City officials intend to create more walkable live-work areas which will spawn new grocery stores, coffee shops, pet stores, dry cleaners, and other needed businesses. “We want to create an 18-hour downtown where people live and wake up here in the morning,” says Dee Brewer, director of the Downtown Alliance.

The good news: there is pent-up demand for people to live in places where they don’t have to drive as much. A third of people who live in car-dependent suburbs say they’d prefer to live in a walkable area, according to Frank.

Younger residents are driving a renaissance of cities globally, since this generation tends to place far less value on having a house with a yard or even owning a car.

Utah’s population skews young—with a median age of 30.8 years—and Salt Lake’s blend of urban life and the outdoors could be appealing to those people, says Brewer.

Downtown is just 20 to 40 minutes away from hiking and skiing in the Wasatch Range and it’s three hours from mountain biking and camping in the red rock desert. Housing, too, is still more affordable than coastal cities. Salt Lake City homes cost about 71 percent less than those in San Francisco, according to LeavingtheBayArea.com.

Yet the new construction has not been welcomed by everyone. Before the city planning commission approved the 150 Main Street project in July, protesters staged sit-ins to prevent the demolition of the historic Utah Theater. It ended with an arrest.

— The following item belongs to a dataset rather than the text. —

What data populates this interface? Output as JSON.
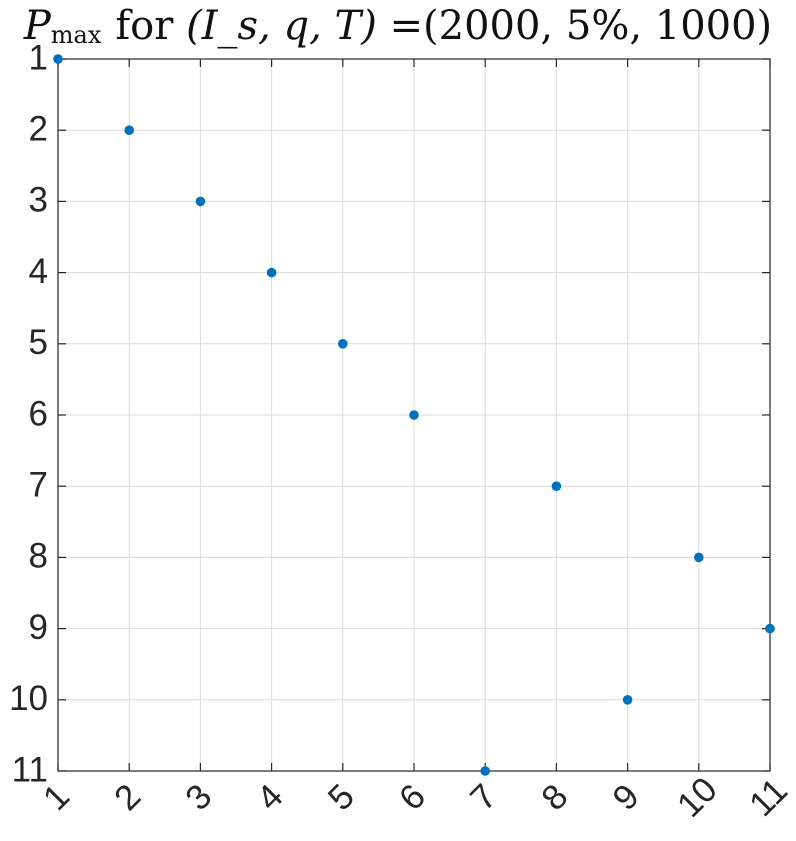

Not far from the fray, Ken Sanders has been watching the cranes construct 10-, 20-, and 30-story buildings. The owner of Ken Sanders Rare Books says that a corporate investor plans to tear down the building that’s been home to his bookstore for 20 years and will replace it with another high-rise, leaving him with no place to go. “We’re next,” he told Fox 13 News this summer.

And the urban infill won’t do much for sprawl unless the rest of the county and neighboring counties rethink their approach to growth. Says Gillem: “You can build 22 downtown buildings, but if they continue to build 400 acres of sprawl on the edge, all the benefits of infill will be obliterated.”

Here’s what’s coming to downtown Salt Lake City:

The Astra Tower: This 448-foot skyscraper at the northwest corner of 200 South and State Street in Salt Lake City would feature 380 luxury apartments and an open-air rooftop terrace.

The Liberty Sky Apartment Tower: The 24-story apartment building will include 272 units with a rooftop swimming pool, hot tub, fitness center, BBQ stations, viewing decks, entertainment room, and gaming studio.

The Brinshore Development: At 225 South State, two glass and metal towers, one reaching 12 stories and the other eight stories, should bring much-needed affordable and workforce housing to the area.

The Hyatt Regency convention center hotel: This 25-story on South West Temple will include 700 guest rooms and should be complete in 2022.

The Sundial Tower: The 23-story building on Main Street and 500 South and will offer the most expensive office space in the city.

370 S. West Temple: This $210 million apartment high-rise will include a restaurant and a hotel—with a pool, rooftop terrace, sky lounge, and remote work facilities.

The West Quarter: This is a massive project that will push the heights of the city’s skyline. The first phase includes an 11-story tower with luxury apartments and ground-level retail space. A second, 11-story building called the Grid Hotel will be complete next summer. The developer, the Ritchie Group, has also proposed future plans for 650 more apartments, two hotels, an office tower, retail shops, tree-lined streets, and a 1200-space underground parking.

The Paperbox Lofts: The seven-story building will include the first standalone mechanical car lift system in Utah, as well as 184 live-work residential units, a wellness center, and a pocket park.

150 Main Street Apartments: The 31-story skyscraper was the center of controversy this summer, when protesters staged sit-ins to fight plans to tear down the old Utah Theater to make room for the tower with 400 apartments, 8,400 square feet of retail space, and a pocket park and walkway connected to Regent Street.